俗にみれば、iPS研究は基礎レベルでは明確に日本の勝利です。
しかし実用面ではすでに日本の敗北が聞こえてくる状況になってしまっています。この30年のシステム構築の差があらわれているのです。
種まきはもちろん必要。
しかし、種をまけば自動的に食卓においしい料理がならぶわけでもない。
苗を育て、収穫し、輸送し、加工し、うまく料理し食卓に運んで、はじめてディナーがいただける。
そういうことを担う人材や仕組みや雇用が足りない、というのが今の日本の科学技術における最大の問題だと思います。
それを誰がやるのか?
もちろん科学者自身ですべてやれるはずもない。しかし、科学技術のことを一番よく分かっていると自負する科学者がアイデアを出さないなら、誰が動くのか。政治家と官僚にまかせる?

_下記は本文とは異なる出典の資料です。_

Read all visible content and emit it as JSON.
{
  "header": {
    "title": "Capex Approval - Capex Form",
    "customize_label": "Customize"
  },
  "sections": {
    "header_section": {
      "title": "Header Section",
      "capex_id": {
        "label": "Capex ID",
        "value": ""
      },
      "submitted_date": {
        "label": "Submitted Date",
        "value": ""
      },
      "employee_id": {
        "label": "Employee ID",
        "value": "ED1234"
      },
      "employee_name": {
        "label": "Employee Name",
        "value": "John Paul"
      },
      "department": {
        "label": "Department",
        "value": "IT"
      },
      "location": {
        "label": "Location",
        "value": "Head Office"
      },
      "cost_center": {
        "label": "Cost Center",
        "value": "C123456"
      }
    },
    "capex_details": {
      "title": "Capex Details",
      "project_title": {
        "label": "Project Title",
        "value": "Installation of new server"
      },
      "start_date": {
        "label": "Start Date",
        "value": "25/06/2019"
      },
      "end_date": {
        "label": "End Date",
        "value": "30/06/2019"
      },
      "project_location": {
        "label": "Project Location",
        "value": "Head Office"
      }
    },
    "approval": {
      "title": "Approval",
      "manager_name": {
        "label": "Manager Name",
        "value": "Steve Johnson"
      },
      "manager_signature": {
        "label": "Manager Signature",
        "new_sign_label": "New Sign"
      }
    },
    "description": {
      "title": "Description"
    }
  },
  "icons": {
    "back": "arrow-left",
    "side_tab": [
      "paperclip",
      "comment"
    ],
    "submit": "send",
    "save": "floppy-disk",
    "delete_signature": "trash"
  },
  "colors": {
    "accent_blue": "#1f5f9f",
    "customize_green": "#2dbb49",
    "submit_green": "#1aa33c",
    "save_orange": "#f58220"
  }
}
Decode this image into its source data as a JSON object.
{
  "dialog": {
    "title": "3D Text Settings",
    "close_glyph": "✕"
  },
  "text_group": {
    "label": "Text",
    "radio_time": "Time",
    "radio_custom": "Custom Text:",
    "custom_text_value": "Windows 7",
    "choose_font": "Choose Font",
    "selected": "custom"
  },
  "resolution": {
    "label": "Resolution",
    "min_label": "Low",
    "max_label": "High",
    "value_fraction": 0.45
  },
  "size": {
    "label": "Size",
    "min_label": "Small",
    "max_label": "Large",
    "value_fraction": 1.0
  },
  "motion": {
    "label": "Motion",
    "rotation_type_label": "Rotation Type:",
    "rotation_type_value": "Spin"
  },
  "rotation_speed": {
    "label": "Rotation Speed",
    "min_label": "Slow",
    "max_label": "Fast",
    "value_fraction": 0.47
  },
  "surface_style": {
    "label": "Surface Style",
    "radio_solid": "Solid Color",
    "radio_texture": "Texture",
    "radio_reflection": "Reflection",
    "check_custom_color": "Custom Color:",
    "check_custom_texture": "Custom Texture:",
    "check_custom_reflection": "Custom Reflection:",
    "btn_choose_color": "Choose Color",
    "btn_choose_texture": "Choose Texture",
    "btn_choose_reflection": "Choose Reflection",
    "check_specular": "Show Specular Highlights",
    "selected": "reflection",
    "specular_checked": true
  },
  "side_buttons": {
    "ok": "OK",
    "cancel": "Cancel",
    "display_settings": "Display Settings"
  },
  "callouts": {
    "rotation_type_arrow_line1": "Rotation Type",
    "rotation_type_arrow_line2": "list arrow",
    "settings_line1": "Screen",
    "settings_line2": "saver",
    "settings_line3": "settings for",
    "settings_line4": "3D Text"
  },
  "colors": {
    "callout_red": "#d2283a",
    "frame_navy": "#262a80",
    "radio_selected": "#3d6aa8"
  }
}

批判も文句も悪くありません。何も言わないよりはいい。
しかし科学者側にこういう問題についてのアイデアや行動がないのであれば、仕分けるまでもなく日本の科学は持続困難なのではないでしょうか。
1999年の「科学と科学的知識の利用に関する世界宣言」以降、科学に社会的活用が求められるのは世界的趨勢です、中国やインドのような成長国ではなおさらそうでしょう。
この問題を避けては基礎も実用もない。
種まき人と料理人が殴り合っても美味しいディナーは決して出てこないのです。